20 of the best book quotes from A Room with a View
01
“‘[…] have you ever noticed that there are people who do things which are most indelicate, and yet at the same time—beautiful?’
‘Beautiful?’ said Miss Bartlett, puzzled at the word. ‘Are not beauty and delicacy the same?’
‘So one would have thought,’ said [Lucy] helplessly. ‘But things are so difficult, I sometimes think.‘”
“[…] let yourself go. You are inclined to get muddled, if I may judge from last night. Let yourself go. Pull out from the depths those thoughts that you do not understand, and spread them out in the sunlight and know the meaning of them.”
“It so happened that Lucy, who found daily life rather chaotic, entered a more solid world when she opened the piano. She was then no longer either deferential or patronizing; no longer either a rebel or a slave. The kingdom of music is not the kingdom of this world; it will accept those whom breeding and intellect and culture have alike rejected. The commonplace person begins to play, and shoots into the empyrean without effort, whilst we look up, marvelling how he has escaped us, and thinking how we could worship him and love him, would he but translate his visions into human words, and his experiences into human actions. Perhaps he cannot; certainly he does not, or does so very seldom. Lucy had done so never.”
“George served, and surprised her by his anxiety to win. She remembered how he had sighed among the tombs at Santa Croce because things wouldn’t fit; how after the death of that obscure Italian he had leant over the parapet by the Arno and said to her: ‘I shall want to live, I tell you.’ He wanted to live now, to win at tennis, to stand for all he was worth in the sun—the sun which had begun to decline and was shining in her eyes; and he did win.”
“George had turned at the sound of her arrival. For a moment he contemplated her, as one who had fallen out of heaven. He saw radiant joy in her face, he saw the flowers beat against her dress in blue waves. The bushes above them closed. He stepped quickly forward and kissed her.”
“It isn’t possible to love and to part. You will wish that it was. You can transmute love, ignore it, muddle it, but you can never pull it out of you. I know by experience that the poets are right: love is eternal.”
″‘I taught him,’ he quavered, ‘to trust in love. I said: ‘When love comes, that is reality.’ I said: ‘Passion does not blind. No. Passion is sanity, and the woman you love, she is the only person you will ever really understand.‘”

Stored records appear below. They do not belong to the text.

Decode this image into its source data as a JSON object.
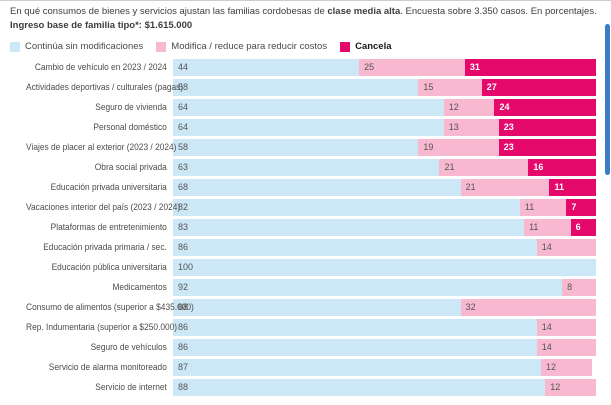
{
  "header": {
    "title_parts": [
      {
        "text": "En qué consumos de bienes y servicios ajustan las familias cordobesas de ",
        "bold": false
      },
      {
        "text": "clase media alta",
        "bold": true
      },
      {
        "text": ". Encuesta sobre 3.350 casos. En porcentajes.",
        "bold": false
      }
    ],
    "subtitle": "Ingreso base de familia tipo*: $1.615.000"
  },
  "legend": {
    "items": [
      {
        "key": "continua",
        "label": "Continúa sin modificaciones",
        "color": "#cce8f6",
        "bold": false
      },
      {
        "key": "modifica",
        "label": "Modifica / reduce para reducir costos",
        "color": "#f7b8d0",
        "bold": false
      },
      {
        "key": "cancela",
        "label": "Cancela",
        "color": "#e5096b",
        "bold": true
      }
    ]
  },
  "chart_data": {
    "type": "bar",
    "orientation": "horizontal",
    "stacked": true,
    "xlim": [
      0,
      100
    ],
    "grid": false,
    "legend_position": "top",
    "title": "En qué consumos de bienes y servicios ajustan las familias cordobesas de clase media alta. Encuesta sobre 3.350 casos. En porcentajes. Ingreso base de familia tipo*: $1.615.000",
    "categories": [
      "Cambio de vehículo en 2023 / 2024",
      "Actividades deportivas / culturales (pagas)",
      "Seguro de vivienda",
      "Personal doméstico",
      "Viajes de placer al exterior (2023 / 2024)",
      "Obra social privada",
      "Educación privada universitaria",
      "Vacaciones interior del país (2023 / 2024)",
      "Plataformas de entretenimiento",
      "Educación privada primaria / sec.",
      "Educación pública universitaria",
      "Medicamentos",
      "Consumo de alimentos (superior a $435.000)",
      "Rep. Indumentaria (superior a $250.000)",
      "Seguro de vehículos",
      "Servicio de alarma monitoreado",
      "Servicio de internet"
    ],
    "series": [
      {
        "key": "continua",
        "name": "Continúa sin modificaciones",
        "color": "#cce8f6",
        "text_color": "#555555",
        "bold_values": false,
        "values": [
          44,
          58,
          64,
          64,
          58,
          63,
          68,
          82,
          83,
          86,
          100,
          92,
          68,
          86,
          86,
          87,
          88
        ]
      },
      {
        "key": "modifica",
        "name": "Modifica / reduce para reducir costos",
        "color": "#f7b8d0",
        "text_color": "#555555",
        "bold_values": false,
        "values": [
          25,
          15,
          12,
          13,
          19,
          21,
          21,
          11,
          11,
          14,
          0,
          8,
          32,
          14,
          14,
          12,
          12
        ]
      },
      {
        "key": "cancela",
        "name": "Cancela",
        "color": "#e5096b",
        "text_color": "#ffffff",
        "bold_values": true,
        "values": [
          31,
          27,
          24,
          23,
          23,
          16,
          11,
          7,
          6,
          0,
          0,
          0,
          0,
          0,
          0,
          0,
          0
        ]
      }
    ]
  },
  "scrollbar": {
    "color": "#3c7cc7"
  }
}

″[…] the gates of liberty seemed still unopened. [Lucy] was conscious of her discontent; it was new to her to be conscious of it. ‘The world,’ she thought, ‘is certainly full of beautiful things, if only I could come across them.‘”
“Love felt and returned, love which our bodies exact and our hearts have transfigured, love which is the most real thing that we shall ever meet, reappeared now as the world’s enemy, and she must stifle it.”
I think that you are repeating what you have heard older people say. You are pretending to be touchy; but you are not really. Stop being so tiresome, and tell me instead what part of the church you want to see. To take you to it will be a real pleasure.
“Beware of women altogether. Only let to a man. . . . Men don’t gossip over tea-cups. If they get drunk, there’s an end of them—they lie down comfortably and sleep it off. If they’re vulgar, they somehow keep it to themselves. It doesn’t spread so. Give me a man—of course, provided he’s clean.”
“The scales fell from Lucy’s eyes. How had she stood Cecil for a moment? He was absolutely intolerable, and the same evening she broke off her engagement.”
″‘I don’t know that you aren’t. I connect you with a view — a certain type of view. Why shouldn’t you connect me with a room?’
She reflected a moment, and then said, laughing:
‘Do you know that you’re right? I do. I must be a poetess after all. When I think of you it’s always as in a room. How funny!’
To her surprise, he seemed annoyed.
‘A drawing-room, pray? With no view?’
‘Yes, with no view, I fancy. Why not?’
‘I’d rather,’ he said reproachfully, ‘that you connected me with the open air.‘”
“She could not understand him; the words were indeed remote. Yet as he spoke the darkness was withdrawn, veil after veil, and she saw to the bottom of her soul.”
“About old Mr. Emerson — I hardly know. No, he is not tactful; yet, have you ever noticed that there are people who do things which are most indelicate, and yet at the same time — beautiful?”